Calibration Efficiency Improvements
The mid-frame station's original design mounted the arc light source on the front/back mechanism rather than on the same sub-frame as the three line-scan cameras. Because the light source and cameras were on separate assemblies with no fixed relative position, every calibration session required iterative adjustment of both independently — a process that consumed nearly one week for the first unit.
The fix was straightforward: integrate the arc light source and all three line-scan cameras into a single rigid chassis. The sub-frame mounts on a base plate that allows lateral, fore/aft, and angular adjustment as a unit; each camera still has its own fine-adjustment, but the light-to-camera relationship is preserved across moves.
A further refinement added graduated scale markings to every adjustable axis — cameras, light sources, and linear slides. Having reference positions to return to or interpolate between eliminated guesswork and gave technicians repeatable starting points for each model changeover.

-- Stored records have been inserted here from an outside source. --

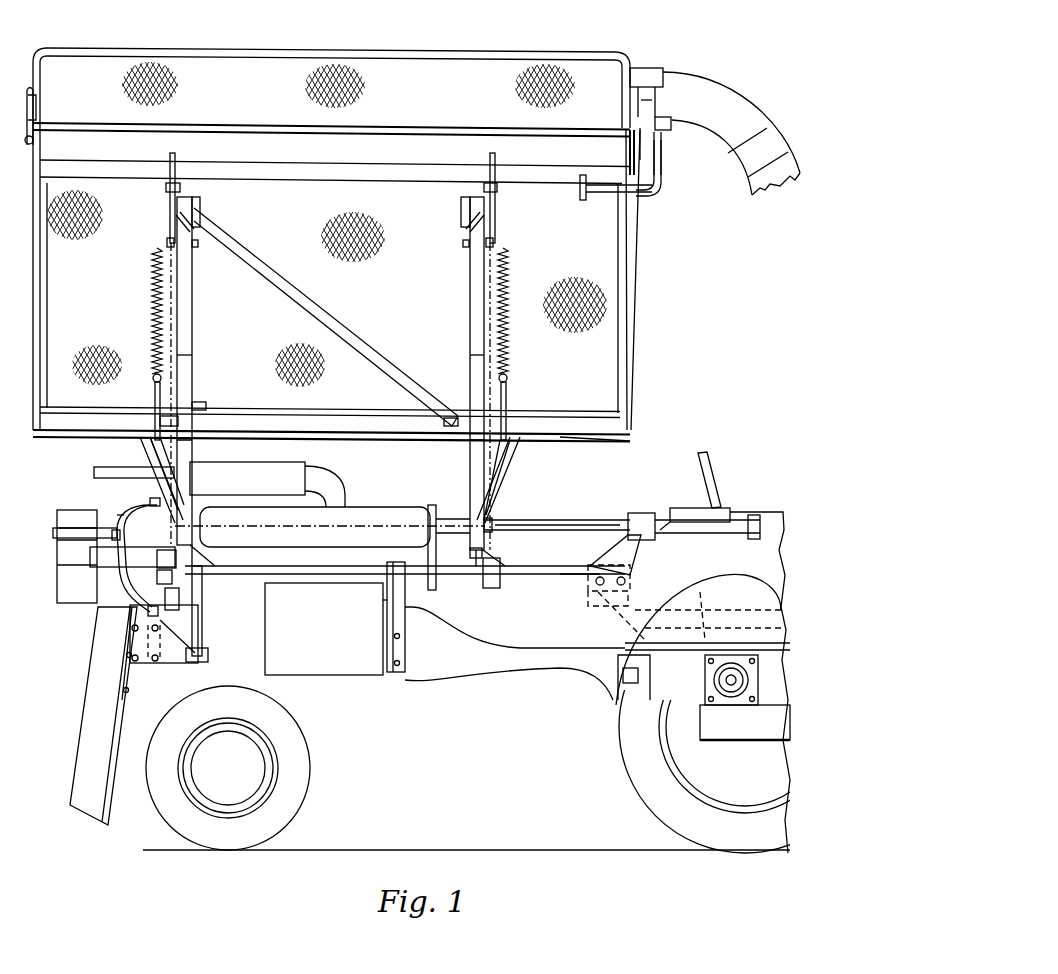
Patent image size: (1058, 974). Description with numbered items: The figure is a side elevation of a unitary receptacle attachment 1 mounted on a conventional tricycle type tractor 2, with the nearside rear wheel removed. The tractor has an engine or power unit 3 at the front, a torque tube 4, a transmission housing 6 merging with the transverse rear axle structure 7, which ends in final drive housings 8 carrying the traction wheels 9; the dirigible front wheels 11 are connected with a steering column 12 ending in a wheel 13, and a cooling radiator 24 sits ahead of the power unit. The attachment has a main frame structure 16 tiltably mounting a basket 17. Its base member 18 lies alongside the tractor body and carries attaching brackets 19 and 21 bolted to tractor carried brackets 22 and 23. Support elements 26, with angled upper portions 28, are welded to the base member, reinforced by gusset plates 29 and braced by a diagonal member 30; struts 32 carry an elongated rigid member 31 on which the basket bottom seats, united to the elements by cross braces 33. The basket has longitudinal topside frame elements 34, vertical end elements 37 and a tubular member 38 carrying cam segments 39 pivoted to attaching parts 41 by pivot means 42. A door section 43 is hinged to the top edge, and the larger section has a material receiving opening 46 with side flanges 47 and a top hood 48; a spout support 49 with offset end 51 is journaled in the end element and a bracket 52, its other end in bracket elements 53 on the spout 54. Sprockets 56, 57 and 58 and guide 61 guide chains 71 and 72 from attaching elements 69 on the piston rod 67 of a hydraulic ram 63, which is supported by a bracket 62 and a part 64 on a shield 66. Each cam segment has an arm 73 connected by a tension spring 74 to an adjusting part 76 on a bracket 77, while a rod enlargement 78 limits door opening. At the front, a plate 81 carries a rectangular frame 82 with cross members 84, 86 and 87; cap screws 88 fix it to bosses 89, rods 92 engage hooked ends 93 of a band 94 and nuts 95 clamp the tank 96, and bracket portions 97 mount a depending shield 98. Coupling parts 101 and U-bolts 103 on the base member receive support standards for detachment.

The unitary receptacle attachment 1 is at (367, 276).
The tractor 2 is at (410, 542).
The engine or power unit 3 is at (304, 630).
The torque tube 4 is at (503, 665).
The transmission housing 6 is at (643, 700).
The transverse rear axle structure 7 is at (731, 700).
The final drive housing 8 is at (766, 740).
The traction wheel 9 is at (630, 795).
The dirigible front wheel 11 is at (298, 732).
The steering column 12 is at (700, 510).
The steering wheel 13 is at (708, 460).
The main frame structure 16 is at (545, 580).
The basket 17 is at (585, 408).
The base section or member 18 is at (324, 552).
The attaching bracket 19 is at (386, 600).
The attaching bracket 21 is at (598, 584).
The tractor carried bracket 22 is at (406, 660).
The tractor carried bracket 23 is at (612, 600).
The cooling radiator 24 is at (203, 578).
The support member or element 26 is at (222, 331).
The upper portion 28 is at (192, 283).
The gusset plate 29 is at (207, 556).
The diagonal member 30 is at (360, 332).
The elongated rigid member 31 is at (366, 426).
The rigid strut 32 is at (145, 450).
The cross brace 33 is at (208, 410).
The longitudinal topside frame element 34 is at (327, 133).
The vertical nearside end element 37 is at (42, 352).
The longitudinal tubular member 38 is at (332, 178).
The cam segment 39 is at (176, 162).
The attaching part 41 is at (200, 200).
The pivot means 42 is at (165, 188).
The door section 43 is at (222, 68).
The material receiving opening 46 is at (645, 101).
The vertical side flange 47 is at (660, 112).
The top hood or flange 48 is at (655, 68).
The conveyer or spout support 49 is at (663, 155).
The offset end portion 51 is at (602, 194).
The bracket 52 is at (583, 200).
The bracket element 53 is at (667, 130).
The spout 54 is at (740, 92).
The sprocket 56 is at (195, 248).
The sprocket 57 is at (180, 416).
The sprocket 58 is at (180, 505).
The guide 61 is at (492, 533).
The bracket 62 is at (640, 560).
The hydraulic ram 63 is at (706, 533).
The part 64 is at (754, 515).
The shield 66 is at (770, 560).
The piston rod portion 67 is at (556, 519).
The chain attaching element 69 is at (450, 512).
The chain 71 is at (469, 357).
The chain 72 is at (193, 357).
The projecting arm 73 is at (170, 218).
The tension spring 74 is at (150, 322).
The spring tension adjusting part 76 is at (38, 102).
The bracket 77 is at (190, 446).
The enlargement 78 is at (35, 150).
The plate 81 is at (152, 528).
The rectangular frame 82 is at (180, 606).
The transverse cross member 84 is at (135, 612).
The top cross member 86 is at (150, 502).
The bottom cross member or front support 87 is at (192, 645).
The cap screw 88 is at (180, 658).
The internally threaded boss 89 is at (204, 652).
The tank supporting rod 92 is at (118, 578).
The hooked end 93 is at (121, 537).
The tank engaging band 94 is at (55, 533).
The nut 95 is at (148, 606).
The tank 96 is at (82, 512).
The bracket portion 97 is at (128, 642).
The depending shield 98 is at (90, 672).
The coupling part 101 is at (157, 556).
The U-bolt 103 is at (178, 576).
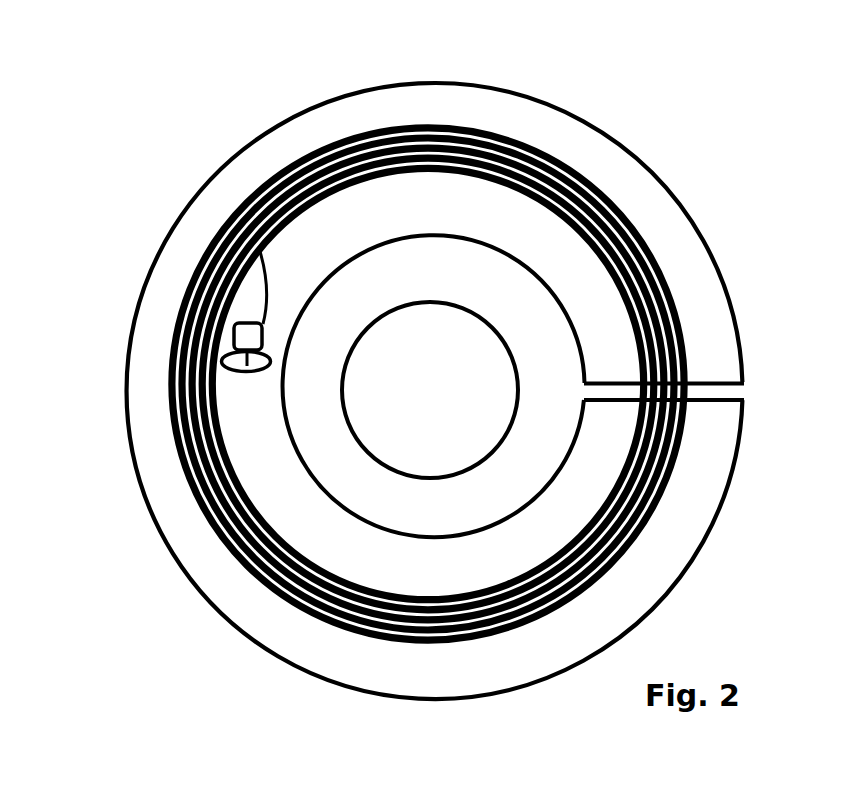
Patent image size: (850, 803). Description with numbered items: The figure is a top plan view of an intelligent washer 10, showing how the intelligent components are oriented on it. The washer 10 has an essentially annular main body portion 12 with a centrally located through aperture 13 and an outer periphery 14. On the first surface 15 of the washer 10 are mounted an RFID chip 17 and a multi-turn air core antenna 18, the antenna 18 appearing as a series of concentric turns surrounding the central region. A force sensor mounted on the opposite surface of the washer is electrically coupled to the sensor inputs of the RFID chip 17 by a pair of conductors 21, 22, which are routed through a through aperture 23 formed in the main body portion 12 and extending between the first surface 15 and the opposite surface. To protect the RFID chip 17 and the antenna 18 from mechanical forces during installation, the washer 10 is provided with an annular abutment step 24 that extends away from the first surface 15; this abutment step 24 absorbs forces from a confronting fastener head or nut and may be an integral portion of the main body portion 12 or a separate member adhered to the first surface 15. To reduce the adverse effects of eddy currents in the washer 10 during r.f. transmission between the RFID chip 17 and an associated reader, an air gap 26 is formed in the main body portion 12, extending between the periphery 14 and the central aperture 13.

The washer 10 is at (606, 114).
The main body portion 12 is at (688, 250).
The through aperture 13 is at (482, 313).
The outer periphery 14 is at (714, 543).
The first surface 15 is at (217, 196).
The RFID chip 17 is at (183, 317).
The multi-turn air core antenna 18 is at (282, 602).
The conductor 21 is at (236, 335).
The conductor 22 is at (223, 361).
The through aperture 23 is at (252, 375).
The annular abutment step 24 is at (423, 270).
The air gap 26 is at (745, 392).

Results after optimisation:
- Mid-frame station calibration: ~1 week → ~3 hours
- Front/back station calibration: 1.5 days → ~2 hours
These reductions directly compress new-model qualification time, lower engineering labour costs per deployment, and allow faster customer response when production recipes change.
Takeaways for Vision System Designers
Building a truly model-agnostic inspection platform requires solving three coupled problems simultaneously: dimensional sensing (so the machine knows what it is holding), optical reach (depth of field and working distance must cover the dimensional range), and adaptive illumination (so image quality is consistent across reflective finishes). Solving any one of these in isolation leaves the other two as residual failure modes. The architecture described here — absolute encoders or displacement sensors for dimensioning, Z-axis motorised camera positioning for depth of field, and per-source intensity control for colour compensation — addresses all three in a single, field-validated design.